Première thérapie, un échec.

Ici, les patients sont trop différents pour se donner la peine de s'ouvrir.

Puis quand ça se termine, le monde grouille dehors, sournois, dans la vague de leur vie.

Mon portable, coincé dans la poche de mon pantalon, vibre depuis une bonne minute et me rappelle à quel point c'est une mauvaise idée de laisser l'appareil émettre des ondes près de mon entrejambe.

- Ça avance Sirius ? Lance la voix de ma mère à l'autre bout du fil.

Non, rien n'avance. Mes pages, censées se remplir, moisissent près des couvertures. Le carnet n'a pas bougé de ma poche, toujours prêt à recevoir deux trois indices scrupuleux à ajouter.

Inintérêt : soupirs, respiration régulière, et roulement du regard.

Ma récolte n'est pas réjouissante.

- Hm... Maman, j'y vais. Terminé-je en raccrochant.

Il n'y a plus personne, tout le monde a l'air d'avoir déserté le lieu. Les marches de l'escalier saccadent ma respiration lorsque je descends, me provoquant un petit échauffement au niveau des genoux et des pieds.

Ce cas de figure m'apporte des informations déjà amassées dans le « lexique des sentiments ». J'ai affaire à une fatigue banale, lasse et sans répercussions sur le reste de la journée.

« La fatigue est un état simple Sirius, tu devrais le noter dans la deuxième partie du carnet. »

Les conseils d'organisation et d'arrangement du psy m'ont simplifié la vie. Ses paroles persistent fréquemment dans une partie de mon esprit.

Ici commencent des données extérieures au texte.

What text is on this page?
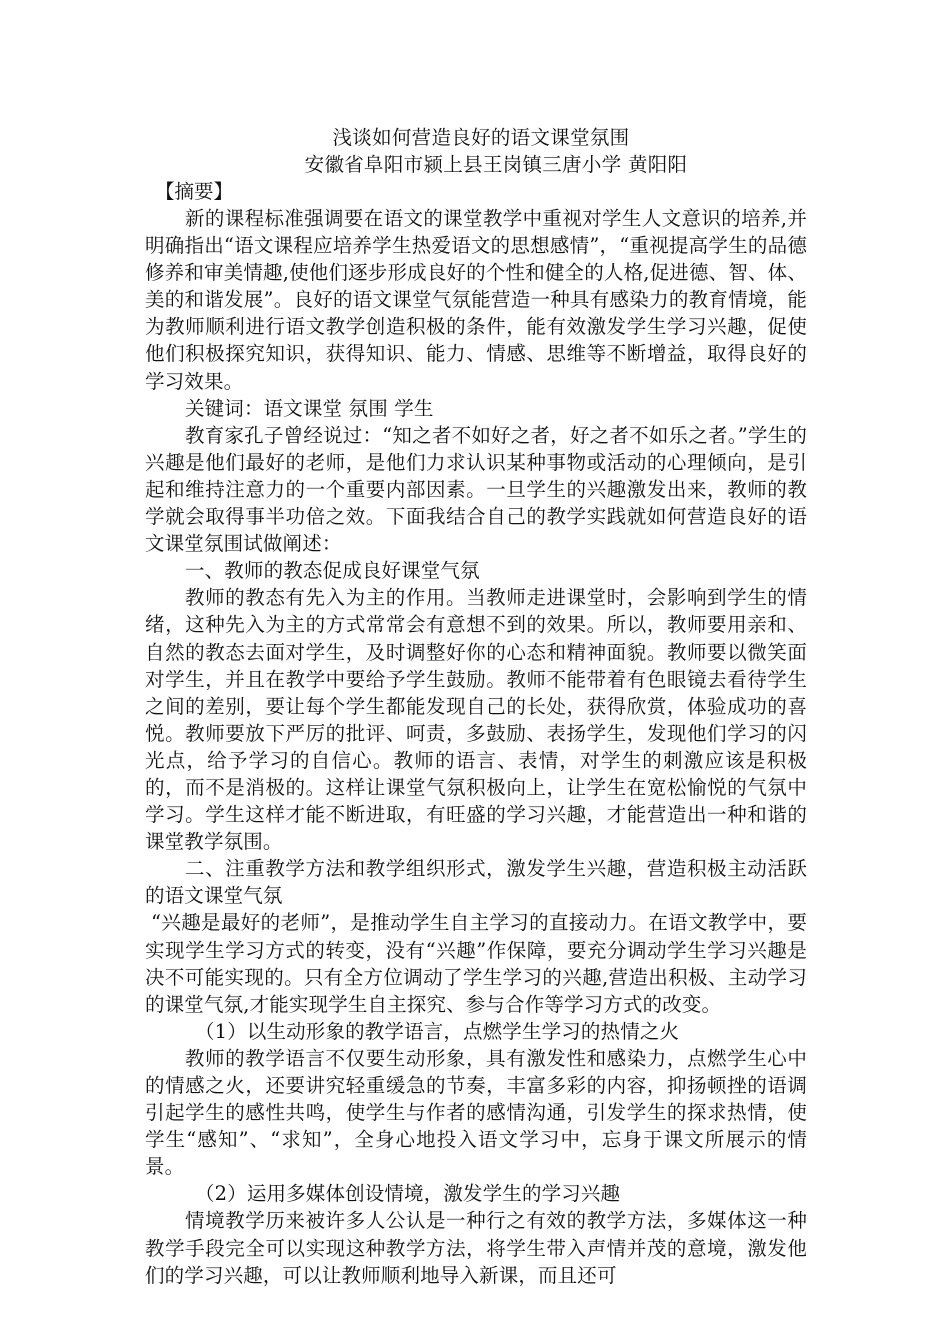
浅谈如何营造良好的语文课堂氛围
安徽省阜阳市颍上县王岗镇三唐小学 黄阳阳
【摘要】

新的课程标准强调要在语文的课堂教学中重视对学生人文意识的培养,并明确指出“语文课程应培养学生热爱语文的思想感情”，“重视提高学生的品德修养和审美情趣,使他们逐步形成良好的个性和健全的人格,促进德、智、体、美的和谐发展”。良好的语文课堂气氛能营造一种具有感染力的教育情境，能为教师顺利进行语文教学创造积极的条件，能有效激发学生学习兴趣，促使他们积极探究知识，获得知识、能力、情感、思维等不断增益，取得良好的学习效果。

关键词：语文课堂 氛围 学生

教育家孔子曾经说过：“知之者不如好之者，好之者不如乐之者。”学生的兴趣是他们最好的老师，是他们力求认识某种事物或活动的心理倾向，是引起和维持注意力的一个重要内部因素。一旦学生的兴趣激发出来，教师的教学就会取得事半功倍之效。下面我结合自己的教学实践就如何营造良好的语文课堂氛围试做阐述：

一、教师的教态促成良好课堂气氛

教师的教态有先入为主的作用。当教师走进课堂时，会影响到学生的情绪，这种先入为主的方式常常会有意想不到的效果。所以，教师要用亲和、自然的教态去面对学生，及时调整好你的心态和精神面貌。教师要以微笑面对学生，并且在教学中要给予学生鼓励。教师不能带着有色眼镜去看待学生之间的差别，要让每个学生都能发现自己的长处，获得欣赏，体验成功的喜悦。教师要放下严厉的批评、呵责，多鼓励、表扬学生，发现他们学习的闪光点，给予学习的自信心。教师的语言、表情，对学生的刺激应该是积极的，而不是消极的。这样让课堂气氛积极向上，让学生在宽松愉悦的气氛中学习。学生这样才能不断进取，有旺盛的学习兴趣，才能营造出一种和谐的课堂教学氛围。

二、注重教学方法和教学组织形式，激发学生兴趣，营造积极主动活跃的语文课堂气氛

“兴趣是最好的老师”，是推动学生自主学习的直接动力。在语文教学中，要实现学生学习方式的转变，没有“兴趣”作保障，要充分调动学生学习兴趣是决不可能实现的。只有全方位调动了学生学习的兴趣,营造出积极、主动学习的课堂气氛,才能实现学生自主探究、参与合作等学习方式的改变。

（1）以生动形象的教学语言，点燃学生学习的热情之火

教师的教学语言不仅要生动形象，具有激发性和感染力，点燃学生心中的情感之火，还要讲究轻重缓急的节奏，丰富多彩的内容，抑扬顿挫的语调引起学生的感性共鸣，使学生与作者的感情沟通，引发学生的探求热情，使学生“感知”、“求知”，全身心地投入语文学习中，忘身于课文所展示的情景。

（2）运用多媒体创设情境，激发学生的学习兴趣

情境教学历来被许多人公认是一种行之有效的教学方法，多媒体这一种教学手段完全可以实现这种教学方法，将学生带入声情并茂的意境，激发他们的学习兴趣，可以让教师顺利地导入新课，而且还可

Nous sommes en janvier, les mains dans les poches de mon pantalon, j'avance dans la rue. Autour de moi, tout semble dérisoire. Le monde rit, suffoque, pleure, rêve en marchant le téléphone collé à l'oreille. Une nouvelle année, trois cent soixante-cinq jours d'existence à combler.

Mes joues rosissent, ma peau se sensibilise en s'asséchant et mon souffle laisse de la fumée dans l'air ambiant. Pas besoin de fouiller dans le lexique, j'ai froid.

Ces raisonnements logiques ont toujours réussi à me diriger vers les états habituellement humains, exercés scrupuleusement dans des situations variées. Le seul bémol réside dans les émotions plus insolites, celles où les sensations délicates priment sur tout : les sentiments.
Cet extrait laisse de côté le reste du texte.